A lot of how this plays out in practice results in bad behaviour from men - if you feel shame when sexually rejected, it's easy to react in entitled ways (or, frankly, ways that are actually fine but read as entitled when taken against that broader backdrop) - so I don't necessarily expect a great deal of sympathy for men here, but if you can I'd like you to suspend that for now.
One important thing to distinguish here is that men can experience this negative emotional response even without believing they are entitled to sex. This is very much a case where aliefs matter more than beliefs, and aliefs are hard to change. If you've had it drummed into you that sexual rejection is a cause for shame, you will feel that shame no matter how much you have internalised healthy norms around consent. Being rejected can be a completely valid thing to do that you will respect to the hilt and still be a source of shame.
A result of this is that there is a lot of identity and emotion bound up in sex for men - in having it, and also being good at it. Failure at this is a trigger for shame, and so there is a significant internal pressure to "succeed" at sex. And pressure is a great way to engage the brakes, so it's no wonder that a lot of men have performance anxiety, and that this leads to a failure to perform.

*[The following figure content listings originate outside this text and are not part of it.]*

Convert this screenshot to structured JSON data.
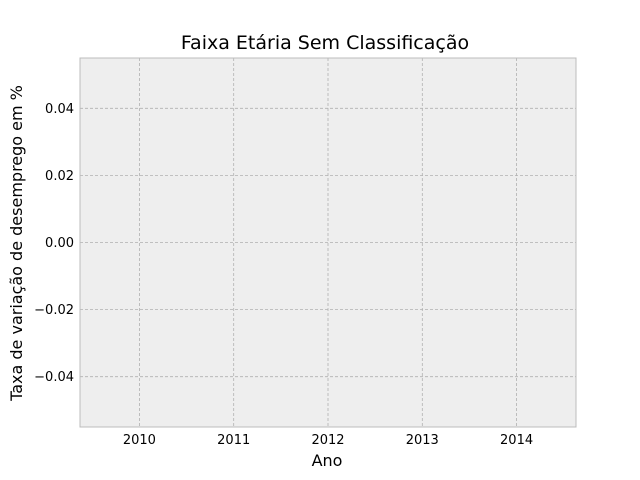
{
  "chart_data": {
    "type": "line",
    "title": "Faixa Etária Sem Classificação",
    "xlabel": "Ano",
    "ylabel": "Taxa de variação de desemprego em %",
    "x_ticks": [
      2010,
      2011,
      2012,
      2013,
      2014
    ],
    "x_tick_labels": [
      "2010",
      "2011",
      "2012",
      "2013",
      "2014"
    ],
    "xlim": [
      2009.37,
      2014.63
    ],
    "y_ticks": [
      0.04,
      0.02,
      0.0,
      -0.02,
      -0.04
    ],
    "y_tick_labels": [
      "0.04",
      "0.02",
      "0.00",
      "−0.02",
      "−0.04"
    ],
    "ylim": [
      -0.055,
      0.055
    ],
    "grid": true,
    "series": [],
    "colors": {
      "background": "#eeeeee",
      "grid": "#b0b0b0",
      "border": "#bcbcbc"
    }
  }
}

(I feel the urge to comment on whether this applies to me personally and I'm going to resist that urge. Assume whatever you like.)
One of the reasons that it's important to talk about all of this is that failure to live up to the stereotypes of masculine sexuality is actually very common, so when we fail to conform to them through perfectly normal individual variation we feel shame over that. This is then compounded when sexual partners, who have heard those same scripts, react badly to our failure to follow them - e.g. because they perceive it as a failure of desire on our part.
This is a key feature in which Mark Manson's advice is really bad. Just getting yourself a girlfriend (or other sexual partner) is not a sufficient solution to the problem of working on your sexual hangups. Getting a steady partner is very helpful for getting more comfortable with your sexuality, but it's not sufficient and may cause major problems if your partner has bought too much into the standard male sexual scripts.
It is very important, for people of any gender, that if you want to become comfortable with your sexuality you do so with a partner who is supportive of you, and with whom your relationship is a growth one. Trying to get over your discomfort with sex with a partner who is going to be pushy and judgmental in their reactions to your sexuality (especially to any failure to perform it "properly") will almost inevitably make things much worse.